Die Medienangebote und ihre Verbreitung verändern sich in den letzten Jahren rasant, um nicht zu sagen revolutionär. Dieser Prozess ist in erster Linie technikgetrieben. Entscheidend dafür ist die Digitalisierung der Kommunikationsinfrastrukturen, die in ihrer Bedeutung von Norbert Schneider, dem früheren Direktor der Landesmedienanstalt Nordrhein-Westfalen, bereits 2006 plastisch mit der Erfindung eines neuen Alphabets gleichgesetzt wurde.[1] Mit der Digitalisierung ist es möglich geworden, jedwede Kommunikationsinhalte auf verschiedenen Übertragungswegen zu verbreiten und für die Empfänger auf beliebigen Endgeräten verfügbar zu machen. Dies wird zutreffend als technische Konvergenz bezeichnet. Die fortschreitende Digitalisierung, die Leistungssteigerung der elektronischen Informations- und Kommunikationssysteme und ihre Privatisierung ergreifen immer mehr die Medienmärkte, also den Bereich der Inhalte und ihrer Verbreitung. Die Trennlinien zwischen dem Inhaltebereich (Medien) und den Übertragungssystemen (Kommunikation) werden unschärfer.

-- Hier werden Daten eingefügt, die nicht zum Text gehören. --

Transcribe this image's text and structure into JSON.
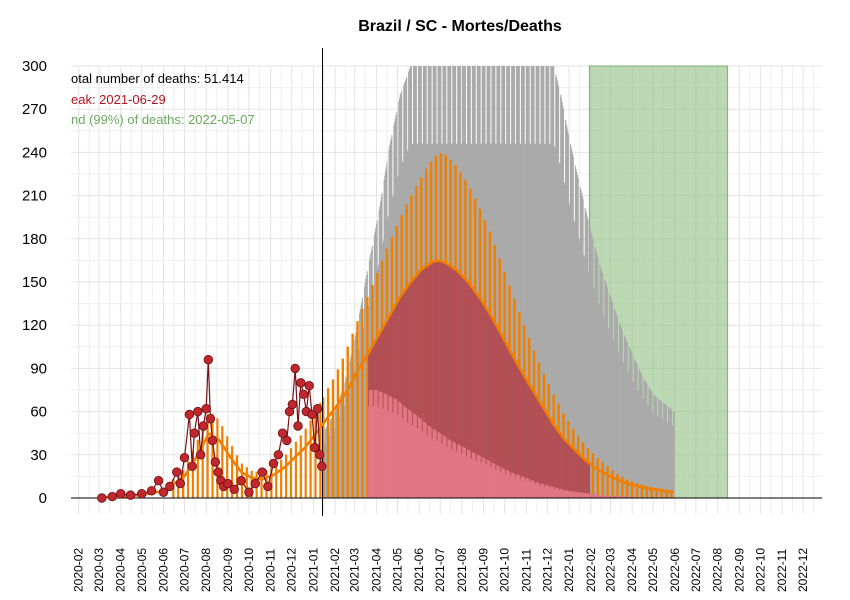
{
  "chart_data": {
    "type": "bar",
    "title": "Brazil / SC - Mortes/Deaths",
    "xlabel": "",
    "ylabel": "",
    "ylim": [
      0,
      300
    ],
    "xlim": [
      "2020-01-21",
      "2022-12-28"
    ],
    "yticks": [
      0,
      30,
      60,
      90,
      120,
      150,
      180,
      210,
      240,
      270,
      300
    ],
    "xticks": [
      "2020-02",
      "2020-03",
      "2020-04",
      "2020-05",
      "2020-06",
      "2020-07",
      "2020-08",
      "2020-09",
      "2020-10",
      "2020-11",
      "2020-12",
      "2021-01",
      "2021-02",
      "2021-03",
      "2021-04",
      "2021-05",
      "2021-06",
      "2021-07",
      "2021-08",
      "2021-09",
      "2021-10",
      "2021-11",
      "2021-12",
      "2022-01",
      "2022-02",
      "2022-03",
      "2022-04",
      "2022-05",
      "2022-06",
      "2022-07",
      "2022-08",
      "2022-09",
      "2022-10",
      "2022-11",
      "2022-12"
    ],
    "grid": true,
    "colors": {
      "observed_points": "#c1272d",
      "observed_line": "#7a1015",
      "fit_line": "#f07f00",
      "prediction_range": "#aaaaaa",
      "prediction_mean": "#b04a55",
      "prediction_lower": "#e07782",
      "end_band": "#8fbf80"
    },
    "annotations": {
      "total": "otal number of deaths: 51.414",
      "peak": "eak: 2021-06-29",
      "end": "nd (99%) of deaths: 2022-05-07"
    },
    "annotation_colors": {
      "total": "#000000",
      "peak": "#b5141e",
      "end": "#6aab5e"
    },
    "current_date": "2021-01-14",
    "peak_date": "2021-06-29",
    "peak_mean": 165,
    "peak_upper": 240,
    "prediction_start": "2021-03-20",
    "prediction_end": "2022-05-31",
    "end_band": {
      "start": "2022-01-30",
      "end": "2022-08-15"
    },
    "observed": {
      "dates": [
        "2020-03-05",
        "2020-03-20",
        "2020-04-01",
        "2020-04-15",
        "2020-05-01",
        "2020-05-15",
        "2020-05-25",
        "2020-06-01",
        "2020-06-10",
        "2020-06-20",
        "2020-06-25",
        "2020-07-01",
        "2020-07-08",
        "2020-07-12",
        "2020-07-15",
        "2020-07-20",
        "2020-07-24",
        "2020-07-28",
        "2020-08-01",
        "2020-08-04",
        "2020-08-07",
        "2020-08-10",
        "2020-08-14",
        "2020-08-18",
        "2020-08-22",
        "2020-08-26",
        "2020-09-01",
        "2020-09-10",
        "2020-09-20",
        "2020-10-01",
        "2020-10-10",
        "2020-10-20",
        "2020-10-28",
        "2020-11-05",
        "2020-11-12",
        "2020-11-18",
        "2020-11-24",
        "2020-11-28",
        "2020-12-02",
        "2020-12-06",
        "2020-12-10",
        "2020-12-14",
        "2020-12-18",
        "2020-12-22",
        "2020-12-26",
        "2020-12-30",
        "2021-01-03",
        "2021-01-07",
        "2021-01-10",
        "2021-01-13"
      ],
      "values": [
        0,
        1,
        3,
        2,
        3,
        5,
        12,
        4,
        8,
        18,
        10,
        28,
        58,
        22,
        45,
        60,
        30,
        50,
        62,
        96,
        55,
        40,
        25,
        18,
        12,
        8,
        10,
        6,
        12,
        4,
        10,
        18,
        8,
        24,
        30,
        45,
        40,
        60,
        65,
        90,
        50,
        80,
        72,
        60,
        78,
        58,
        35,
        62,
        30,
        22
      ]
    },
    "fit": {
      "dates": [
        "2020-03-01",
        "2020-04-01",
        "2020-05-01",
        "2020-06-01",
        "2020-07-01",
        "2020-07-20",
        "2020-08-05",
        "2020-08-20",
        "2020-09-05",
        "2020-09-20",
        "2020-10-05",
        "2020-10-20",
        "2020-11-05",
        "2020-11-20",
        "2020-12-05",
        "2020-12-20",
        "2021-01-05",
        "2021-01-20",
        "2021-02-05",
        "2021-02-20",
        "2021-03-05",
        "2021-03-20",
        "2021-04-05",
        "2021-04-20",
        "2021-05-05",
        "2021-05-20",
        "2021-06-05",
        "2021-06-20",
        "2021-06-29",
        "2021-07-10",
        "2021-07-25",
        "2021-08-10",
        "2021-08-25",
        "2021-09-10",
        "2021-09-25",
        "2021-10-10",
        "2021-10-25",
        "2021-11-10",
        "2021-11-25",
        "2021-12-10",
        "2021-12-25",
        "2022-01-10",
        "2022-01-25",
        "2022-02-10",
        "2022-02-25",
        "2022-03-10",
        "2022-03-25",
        "2022-04-10",
        "2022-04-25",
        "2022-05-10",
        "2022-05-31"
      ],
      "values": [
        0.3,
        1,
        2,
        5,
        15,
        30,
        45,
        40,
        28,
        18,
        14,
        13,
        16,
        21,
        28,
        35,
        45,
        55,
        65,
        76,
        88,
        100,
        114,
        127,
        140,
        150,
        159,
        164,
        165,
        163,
        158,
        150,
        140,
        128,
        115,
        101,
        88,
        75,
        63,
        51,
        41,
        33,
        26,
        20,
        16,
        13,
        10,
        8,
        6.5,
        5.5,
        4
      ]
    },
    "fit_upper": {
      "dates": [
        "2021-01-15",
        "2021-02-01",
        "2021-02-15",
        "2021-03-01",
        "2021-03-15",
        "2021-04-01",
        "2021-04-15",
        "2021-05-01",
        "2021-05-15",
        "2021-06-01",
        "2021-06-15",
        "2021-06-29",
        "2021-07-10",
        "2021-07-25",
        "2021-08-10",
        "2021-08-25",
        "2021-09-10",
        "2021-09-25",
        "2021-10-10",
        "2021-10-25",
        "2021-11-10",
        "2021-11-25",
        "2021-12-10",
        "2021-12-25",
        "2022-01-10",
        "2022-01-25",
        "2022-02-10",
        "2022-02-25",
        "2022-03-10",
        "2022-03-25",
        "2022-04-10",
        "2022-04-25",
        "2022-05-10",
        "2022-05-31"
      ],
      "values": [
        70,
        85,
        100,
        118,
        135,
        155,
        172,
        190,
        205,
        220,
        232,
        240,
        238,
        230,
        218,
        203,
        185,
        165,
        145,
        125,
        105,
        87,
        72,
        58,
        46,
        36,
        28,
        22,
        17,
        13,
        10,
        8,
        6.5,
        5
      ]
    },
    "pred_upper": {
      "dates": [
        "2021-01-15",
        "2021-02-01",
        "2021-02-15",
        "2021-03-01",
        "2021-03-20",
        "2021-04-05",
        "2021-04-20",
        "2021-05-05",
        "2021-05-20",
        "2021-06-05",
        "2021-07-01",
        "2021-12-10",
        "2021-12-20",
        "2022-01-01",
        "2022-01-15",
        "2022-02-01",
        "2022-02-15",
        "2022-03-01",
        "2022-03-15",
        "2022-04-01",
        "2022-04-15",
        "2022-05-01",
        "2022-05-31"
      ],
      "values": [
        45,
        60,
        80,
        110,
        160,
        200,
        245,
        280,
        300,
        300,
        300,
        300,
        280,
        250,
        220,
        185,
        160,
        140,
        120,
        100,
        85,
        72,
        60
      ]
    },
    "pred_lower": {
      "dates": [
        "2021-03-20",
        "2021-04-01",
        "2021-04-15",
        "2021-05-01",
        "2021-05-15",
        "2021-06-01",
        "2021-06-15",
        "2021-07-01",
        "2021-07-15",
        "2021-08-01",
        "2021-08-15",
        "2021-09-01",
        "2021-09-15",
        "2021-10-01",
        "2021-10-15",
        "2021-11-01",
        "2021-11-15",
        "2021-12-01",
        "2021-12-15",
        "2022-01-01",
        "2022-01-15",
        "2022-02-01",
        "2022-02-15",
        "2022-03-01",
        "2022-03-20",
        "2022-04-01"
      ],
      "values": [
        75,
        75,
        72,
        68,
        62,
        56,
        50,
        45,
        40,
        36,
        32,
        28,
        24,
        20,
        17,
        14,
        11,
        9,
        7,
        5,
        4,
        3,
        2,
        1.5,
        1,
        0.5
      ]
    }
  }
}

Bisher getrennte Formen der Produktion, Darstellung, Speicherung, Verbreitung und Suche von Inhalten verschmelzen auf digitalen Plattformen weitgehend miteinander. Traditionelle Mediengattungen erleben ebenso einen Bedeutungswandel wie traditionelle Kategorien von Verbreitungssystemen. Diese Entwicklungen werden vielfach als inhaltliche Konvergenz bezeichnet. So treten etwa neben das klassische Fernsehen in großer Zahl weitere mediale Angebote, deren Bedeutung sich dem Fernsehen mehr und mehr annähern. Zudem sind die Unterschiede zwischen dem Fernsehen als einer Form des einfachgesetzlichen Rundfunks und Online-Angeboten bei weitem nicht mehr so ausgeprägt wie früher. Bei vielen Abrufangeboten besteht, abgesehen von der Linearität, inhaltlich überhaupt kein Unterschied mehr.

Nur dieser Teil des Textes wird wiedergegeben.